Find the accelerations of rod A and wedge B in the arrangement shown in Fig. if the ratio of the mass of the wedge to that of the rod equals $\eta$, and the friction between all contact surfaces is negligible.

Answer 1

$a_A = \frac{g \sin^2 \alpha}{\sin^2 \alpha + \eta \cos^2 \alpha}, a_B = \frac{g \sin \alpha \cos \alpha}{\sin^2 \alpha + \eta \cos^2 \alpha}$

Answer 2

Let $m$ be the mass of the rod and $\eta m$ be the mass of the wedge.
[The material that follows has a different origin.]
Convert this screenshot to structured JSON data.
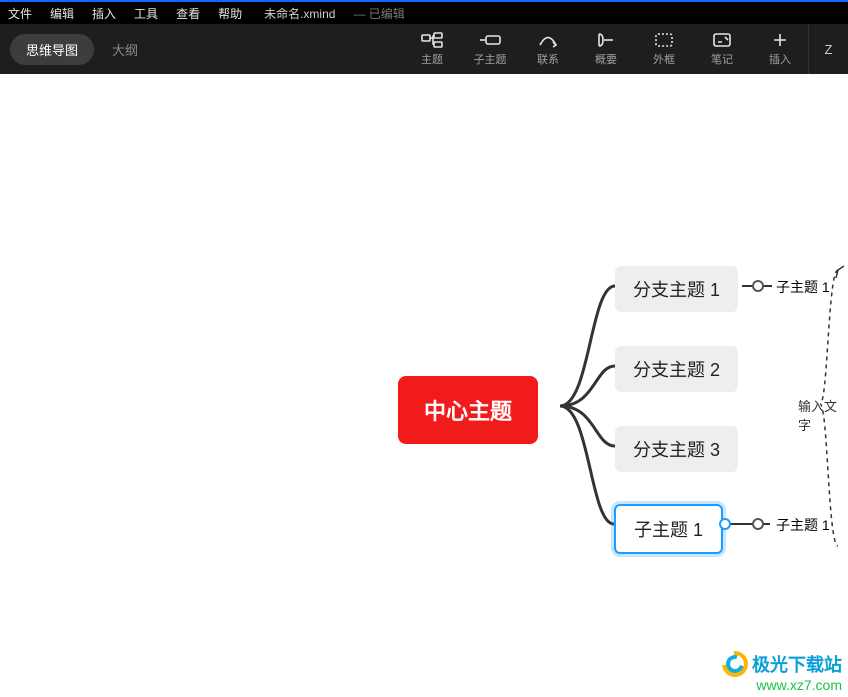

Let $a_A$ be the downward acceleration of the rod and $a_B$ be the horizontal acceleration of the wedge. Due to the contact constraint, $a_A = a_B \tan \alpha$.

Applying Newton's second law to the rod in the vertical direction: $mg - N \cos \alpha = ma_A$, where $N$ is the normal force between the rod and the wedge.

Applying Newton's second law to the wedge in the horizontal direction: $N \sin \alpha = \eta m a_B$.

Solve these three equations for $a_A$ and $a_B$.

From the second equation, $N = \frac{\eta m a_B}{\sin \alpha}$. Substitute this into the first equation: $mg - \frac{\eta m a_B}{\sin \alpha} \cos \alpha = ma_A$.

$g - \eta a_B \cot \alpha = a_A$.

Substitute $a_B = a_A \cot \alpha$: $g - \eta (a_A \cot \alpha) \cot \alpha = a_A$.

$g - \eta a_A \cot^2 \alpha = a_A$.

$g = a_A (1 + \eta \cot^2 \alpha)$.

$a_A = \frac{g}{1 + \eta \cot^2 \alpha} = \frac{g \sin^2 \alpha}{\sin^2 \alpha + \eta \cos^2 \alpha}$.

Then $a_B = a_A \cot \alpha = \frac{g \sin^2 \alpha}{\sin^2 \alpha + \eta \cos^2 \alpha} \frac{\cos \alpha}{\sin \alpha} = \frac{g \sin \alpha \cos \alpha}{\sin^2 \alpha + \eta \cos^2 \alpha}$.

Answer:

The acceleration of rod A is $a_A = \frac{g \sin^2 \alpha}{\sin^2 \alpha + \eta \cos^2 \alpha}$ downwards.

The acceleration of wedge B is $a_B = \frac{g \sin \alpha \cos \alpha}{\sin^2 \alpha + \eta \cos^2 \alpha}$ horizontally to the right.